Komisi Yudisial (KY) menjamin seleksi penerimaan calon hakim agung dan hakim ad hoc hak asasi manusia (HAM) serta hakim ad hoc tindak pidana korupsi (tipikor) berlangsung transparan dan independen.

Ketua Bidang Rekrutmen Hakim KY Andi M. Asrun menyebut publik dan juga media dapat memantau proses seleksi tersebut dan mengikuti setiap alurnya.

ADVERTISEMENT

SCROLL TO CONTINUE WITH CONTENT

"Proses seleksi calon hakim agung ini bersifat terbuka dan publik bisa mengikuti alur seleksi melalui website KY dan media massa serta dipantau oleh NGO-NGO antikorupsi," kata Asrun saat dikonfirmasi, Jumat (27/3), dikutip dari Antara.

Dia menjelaskan hasil seleksi calon hakim agung dan ad hoc itu dilakukan atas dasar blind-review atau tanpa diketahui identitas pesertanya saat penilaian tes seleksi.

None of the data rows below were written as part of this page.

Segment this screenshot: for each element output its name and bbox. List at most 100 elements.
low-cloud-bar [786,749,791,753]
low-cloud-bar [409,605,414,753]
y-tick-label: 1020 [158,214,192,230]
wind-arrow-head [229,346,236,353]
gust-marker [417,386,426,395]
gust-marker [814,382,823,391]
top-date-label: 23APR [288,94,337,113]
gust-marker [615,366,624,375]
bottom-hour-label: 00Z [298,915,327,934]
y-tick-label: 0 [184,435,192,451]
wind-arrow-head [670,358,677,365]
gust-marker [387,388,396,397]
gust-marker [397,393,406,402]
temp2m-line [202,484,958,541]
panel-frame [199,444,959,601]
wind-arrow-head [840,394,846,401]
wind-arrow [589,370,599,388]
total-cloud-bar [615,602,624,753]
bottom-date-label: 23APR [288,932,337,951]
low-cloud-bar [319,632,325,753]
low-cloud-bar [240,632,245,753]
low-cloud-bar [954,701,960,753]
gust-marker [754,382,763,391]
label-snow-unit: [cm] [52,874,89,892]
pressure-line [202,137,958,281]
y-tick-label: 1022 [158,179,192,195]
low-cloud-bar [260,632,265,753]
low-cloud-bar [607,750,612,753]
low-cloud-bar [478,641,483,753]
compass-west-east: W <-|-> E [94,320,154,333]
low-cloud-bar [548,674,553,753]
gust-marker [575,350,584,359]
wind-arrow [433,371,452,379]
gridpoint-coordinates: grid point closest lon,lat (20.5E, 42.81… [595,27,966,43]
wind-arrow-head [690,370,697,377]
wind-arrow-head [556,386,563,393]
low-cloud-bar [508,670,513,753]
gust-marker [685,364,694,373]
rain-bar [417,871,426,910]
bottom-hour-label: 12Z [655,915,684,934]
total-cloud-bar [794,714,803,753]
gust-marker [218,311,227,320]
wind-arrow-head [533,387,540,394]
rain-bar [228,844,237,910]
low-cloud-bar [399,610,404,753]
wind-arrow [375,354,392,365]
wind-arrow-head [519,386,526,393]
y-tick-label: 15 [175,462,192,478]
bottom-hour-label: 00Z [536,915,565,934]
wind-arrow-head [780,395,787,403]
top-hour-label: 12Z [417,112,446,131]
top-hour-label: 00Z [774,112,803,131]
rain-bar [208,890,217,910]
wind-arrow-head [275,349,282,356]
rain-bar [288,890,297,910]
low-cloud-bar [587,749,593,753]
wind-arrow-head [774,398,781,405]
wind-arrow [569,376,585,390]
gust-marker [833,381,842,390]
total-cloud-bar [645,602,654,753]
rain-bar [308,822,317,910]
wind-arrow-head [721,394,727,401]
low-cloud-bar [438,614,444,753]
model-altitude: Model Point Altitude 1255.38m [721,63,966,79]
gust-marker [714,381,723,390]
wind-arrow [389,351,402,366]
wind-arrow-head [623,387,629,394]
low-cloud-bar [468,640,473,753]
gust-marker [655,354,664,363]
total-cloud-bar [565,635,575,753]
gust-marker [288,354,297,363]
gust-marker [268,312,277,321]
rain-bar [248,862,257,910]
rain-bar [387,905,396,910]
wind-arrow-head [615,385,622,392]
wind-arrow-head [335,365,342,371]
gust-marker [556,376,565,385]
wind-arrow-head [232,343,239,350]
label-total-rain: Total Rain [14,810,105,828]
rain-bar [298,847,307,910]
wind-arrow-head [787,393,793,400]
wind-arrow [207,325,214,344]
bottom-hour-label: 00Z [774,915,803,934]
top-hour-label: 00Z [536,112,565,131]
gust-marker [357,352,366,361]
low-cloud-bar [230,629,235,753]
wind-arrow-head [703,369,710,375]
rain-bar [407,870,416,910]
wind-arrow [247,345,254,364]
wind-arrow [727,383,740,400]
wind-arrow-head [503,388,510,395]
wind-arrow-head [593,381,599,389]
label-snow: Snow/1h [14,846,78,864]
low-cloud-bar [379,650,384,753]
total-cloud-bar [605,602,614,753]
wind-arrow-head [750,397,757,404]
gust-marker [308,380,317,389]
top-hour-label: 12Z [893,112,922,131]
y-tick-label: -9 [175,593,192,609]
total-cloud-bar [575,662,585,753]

Guna memastikan transparansi dan independensi proses seleksi tersebut, KY juga melibatkan sejumlah pihak dalam menyeleksi para calon dengan membentuk tim seleksi yang berasal dari berbagai pihak.

"Tim seleksi juga melibatkan tokoh masyarakat, akademisi yang memiliki kredibilitas antikorupsi," ujarnya.

Asrun menegaskan KY juga memastikan hakim agung dan ad hoc yang terpilih berdasarkan kompetensi dan integritasnya tanpa adanya infiltrasi kepentingan politik di dalamnya.

"Hakim ad hoc dipilih atas dasar kompetensi dan integritas, bukan atas dasar titipan politik," ujarnya.

Asrun menjamin hal itu tidak terjadi dengan pengalaman yang dimilikinya sebagai pemantau peradilan sejak 2001 hingga 2003.

"Pengalaman saya 2001-2003 menjadi pemantau peradilan semoga memberi manfaat dalam proses seleksi ini," ujarnya.

"Silakan media massa memantau terus proses seleksi calon hakim ini, dan laporkan ke KY bila ditemukan informasi yang bersifat rekam jejak negatif dari calon-calon tertentu," lanjut Asrun.

Sebelumnya, KY secara resmi mengumumkan dibukanya penerimaan usulan calon hakim agung dan hakim ad hoc HAM serta hakim ad hoc tipikor secara daring melalui laman resminya.

Pendaftaran terbuka untuk seluruh warga negara Indonesia. Pendaftaran secara daring tersebut dibuka sejak 26 Maret dan berakhir 16 April 2026.